We tried to tack. I thought we might be able to swing from a beam reach all the way around to the other reach. I'm now sure that Red Ranger can't make that big a change in direction. The right thing to do is to grind the mizzen all the way in to get as close-hauled as we can.

It might even be possible to push the mizzen to windward to force the bow around. If I had two more people comfortable pulling ropes, I may try that some day.

After stalling out entirely, we gybed around. It's easy to do under "jib and jigger" because the mizzen is so (relatively) small. I can pass it from side to side while standing on the after deck.

Later in the afternoon — 15:00 ish — the wind finally started to slack off.

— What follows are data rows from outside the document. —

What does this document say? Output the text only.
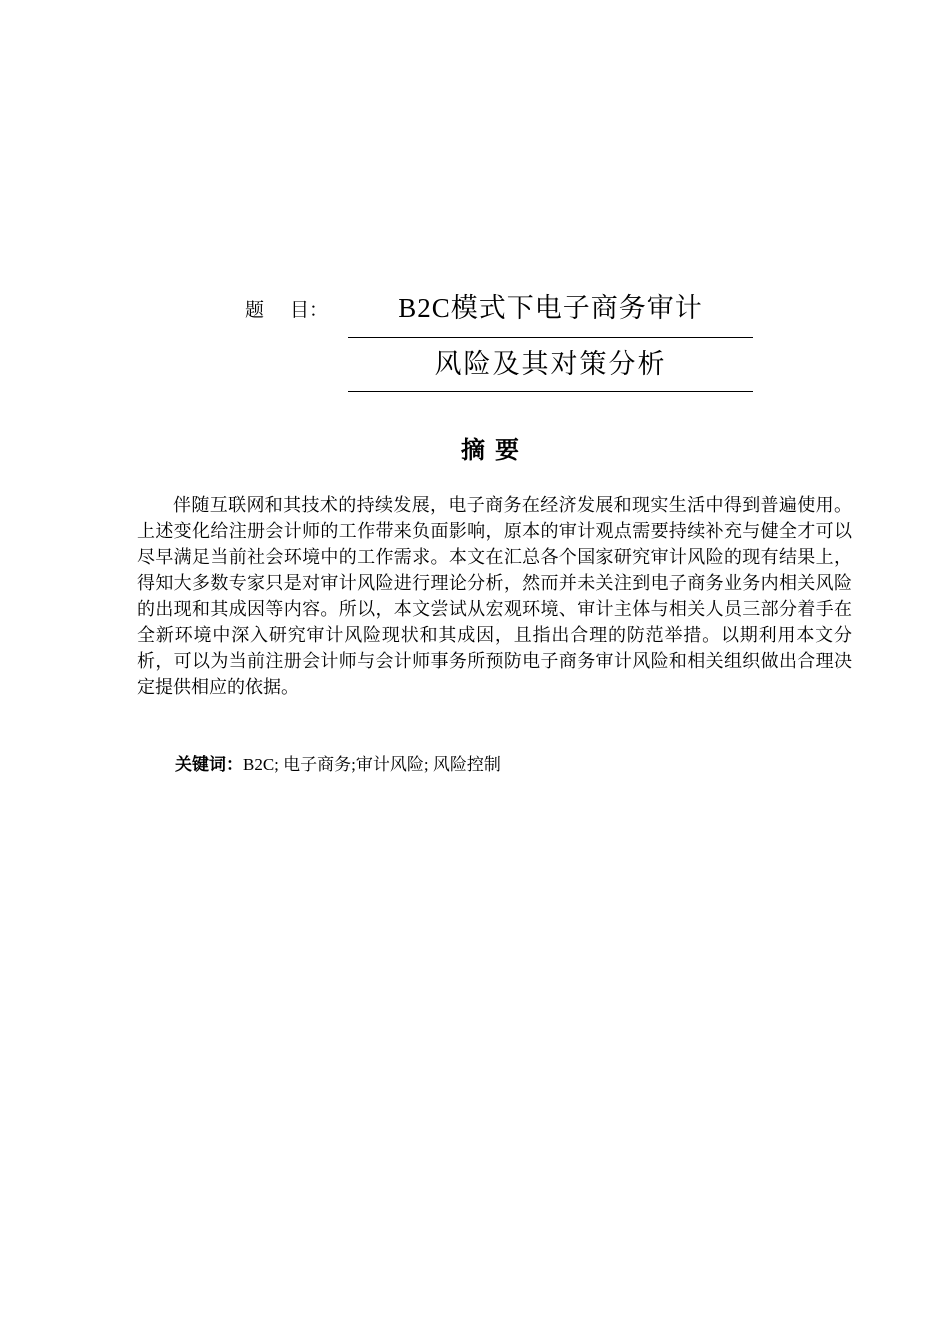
题 目：	B2C模式下电子商务审计
风险及其对策分析
摘要

伴随互联网和其技术的持续发展，电子商务在经济发展和现实生活中得到普遍使用。上述变化给注册会计师的工作带来负面影响，原本的审计观点需要持续补充与健全才可以尽早满足当前社会环境中的工作需求。本文在汇总各个国家研究审计风险的现有结果上，得知大多数专家只是对审计风险进行理论分析，然而并未关注到电子商务业务内相关风险的出现和其成因等内容。所以，本文尝试从宏观环境、审计主体与相关人员三部分着手在全新环境中深入研究审计风险现状和其成因，且指出合理的防范举措。以期利用本文分析，可以为当前注册会计师与会计师事务所预防电子商务审计风险和相关组织做出合理决定提供相应的依据。

关键词：B2C; 电子商务;审计风险; 风险控制
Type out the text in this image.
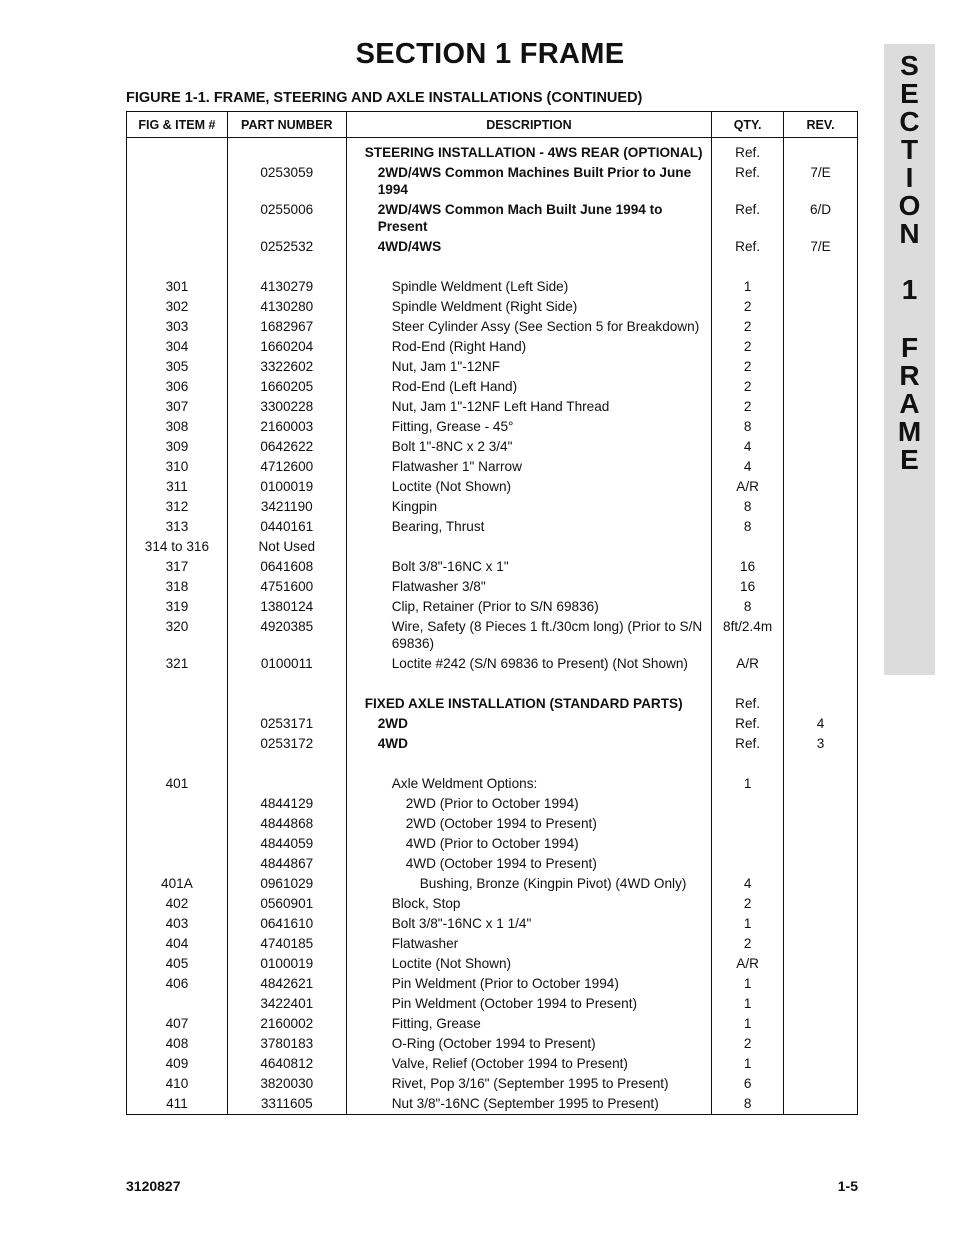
SECTION 1 FRAME
FIGURE 1-1. FRAME, STEERING AND AXLE INSTALLATIONS (CONTINUED)
S
E
C
T
I
O
N
1
F
R
A
M
E
FIG & ITEM #	PART NUMBER	DESCRIPTION	QTY.	REV.
		STEERING INSTALLATION - 4WS REAR (OPTIONAL)	Ref.	
	0253059	2WD/4WS Common Machines Built Prior to June 1994	Ref.	7/E
	0255006	2WD/4WS Common Mach Built June 1994 to Present	Ref.	6/D
	0252532	4WD/4WS	Ref.	7/E

301	4130279	Spindle Weldment (Left Side)	1	
302	4130280	Spindle Weldment (Right Side)	2	
303	1682967	Steer Cylinder Assy (See Section 5 for Breakdown)	2	
304	1660204	Rod-End (Right Hand)	2	
305	3322602	Nut, Jam 1"-12NF	2	
306	1660205	Rod-End (Left Hand)	2	
307	3300228	Nut, Jam 1"-12NF Left Hand Thread	2	
308	2160003	Fitting, Grease - 45°	8	
309	0642622	Bolt 1"-8NC x 2 3/4"	4	
310	4712600	Flatwasher 1" Narrow	4	
311	0100019	Loctite (Not Shown)	A/R	
312	3421190	Kingpin	8	
313	0440161	Bearing, Thrust	8	
314 to 316	Not Used			
317	0641608	Bolt 3/8"-16NC x 1"	16	
318	4751600	Flatwasher 3/8"	16	
319	1380124	Clip, Retainer (Prior to S/N 69836)	8	
320	4920385	Wire, Safety (8 Pieces 1 ft./30cm long) (Prior to S/N 69836)	8ft/2.4m	
321	0100011	Loctite #242 (S/N 69836 to Present) (Not Shown)	A/R	

		FIXED AXLE INSTALLATION (STANDARD PARTS)	Ref.	
	0253171	2WD	Ref.	4
	0253172	4WD	Ref.	3

401		Axle Weldment Options:	1	
	4844129	2WD (Prior to October 1994)		
	4844868	2WD (October 1994 to Present)		
	4844059	4WD (Prior to October 1994)		
	4844867	4WD (October 1994 to Present)		
401A	0961029	Bushing, Bronze (Kingpin Pivot) (4WD Only)	4	
402	0560901	Block, Stop	2	
403	0641610	Bolt 3/8"-16NC x 1 1/4"	1	
404	4740185	Flatwasher	2	
405	0100019	Loctite (Not Shown)	A/R	
406	4842621	Pin Weldment (Prior to October 1994)	1	
	3422401	Pin Weldment (October 1994 to Present)	1	
407	2160002	Fitting, Grease	1	
408	3780183	O-Ring (October 1994 to Present)	2	
409	4640812	Valve, Relief (October 1994 to Present)	1	
410	3820030	Rivet, Pop 3/16" (September 1995 to Present)	6	
411	3311605	Nut 3/8"-16NC (September 1995 to Present)	8	
3120827	1-5
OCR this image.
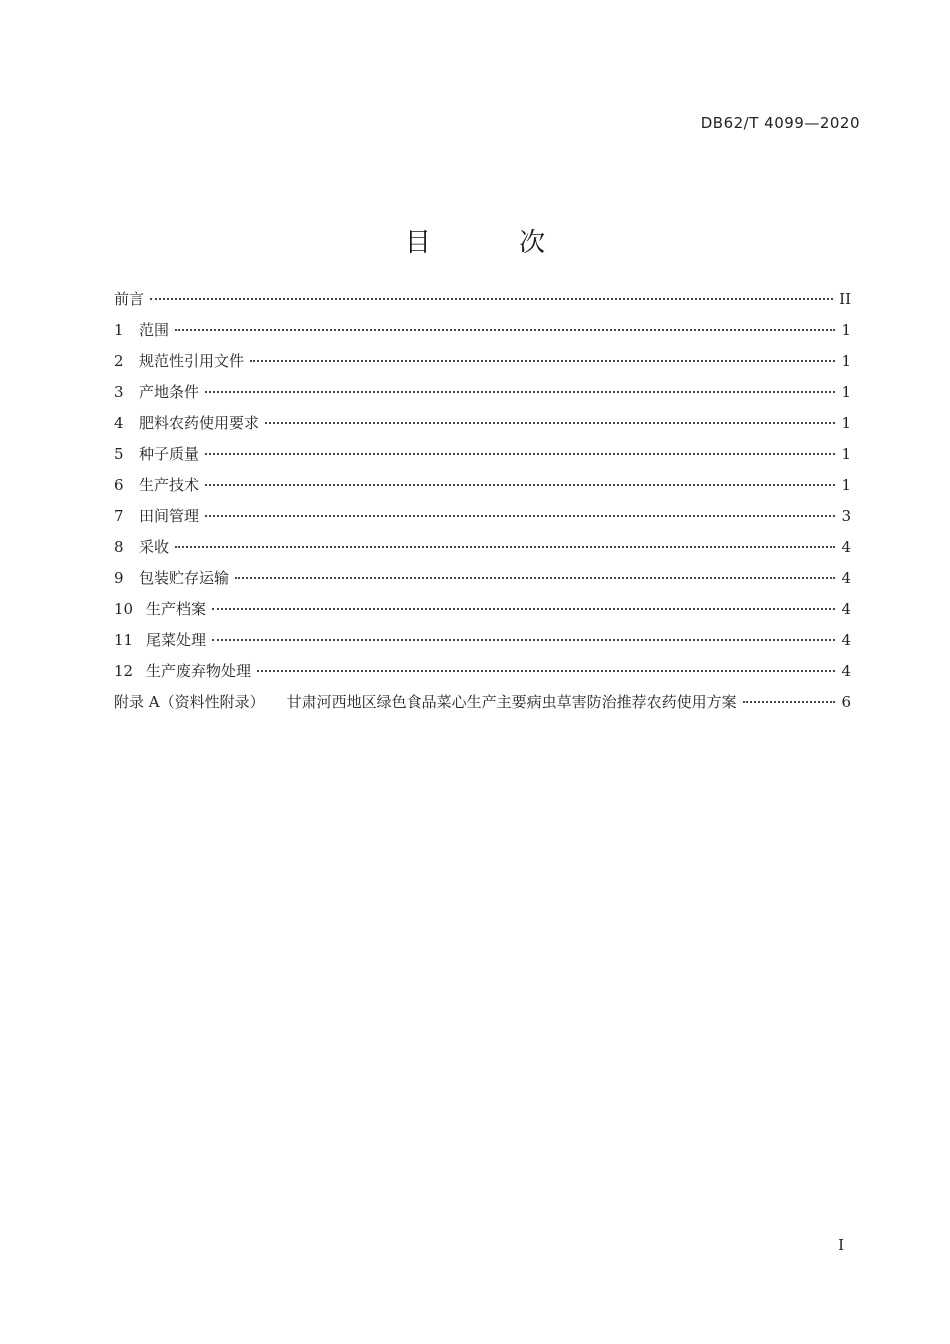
DB62/T 4099—2020
目 次
前言	II
1	范围	1
2	规范性引用文件	1
3	产地条件	1
4	肥料农药使用要求	1
5	种子质量	1
6	生产技术	1
7	田间管理	3
8	采收	4
9	包装贮存运输	4
10 生产档案	4
11 尾菜处理	4
12 生产废弃物处理	4
附录 A（资料性附录） 甘肃河西地区绿色食品菜心生产主要病虫草害防治推荐农药使用方案	6
I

We pulled out the Yankee.

CA pushed the boat speed to 7.1 kn on a regular basis and 7.2 kn when the residual 20+ kn gust hit us.

This is about the fastest we've ever sailed. It's getting close to hull speed (~8.2 kn) Since high tide was 3:30, I don't think we had much current added in to our speed.

Trimming the yankee under those conditions is difficult. It's almost impossible to turn the winch. I found an on-line sail power calculator. I plugged in the P, E, I, and J measurements for a Whitby (13m, 4.5m, 15m, 5.6m). LP for our yankee is 90%. This nets out to 1100 pounds of force (510 Kg). Half a ton. That seems to model what I was observing.

Foredeck Sunshade
View of the foredeck sunshade scooping the wind

I think it's CA's skill at the wheel made it possible. She says the new B&G instruments are a huge help. Specifically, the rudder position indicator. Previously, she'd fight the wheel, presuming that it was somehow her fault Red Ranger kept pointing up into the wind. Now she can see how much rudder she's got: this means she can have me adjust sail trim to better balance the helm. Less fighting means more forward motion. It's like getting a new boat. Seriously.

Sun Shades and Awnings

After a great afternoon with friends, sailing. CA made the sunshade-windscoop for the bow.

The idea is to keep direct sun off the V-berth as well as catch the breeze when we're at anchor. It rigs quickly and wraps up into a tiny bundle of fabric when not in use. We think this will be very handy when the conditions are too sporty to sail.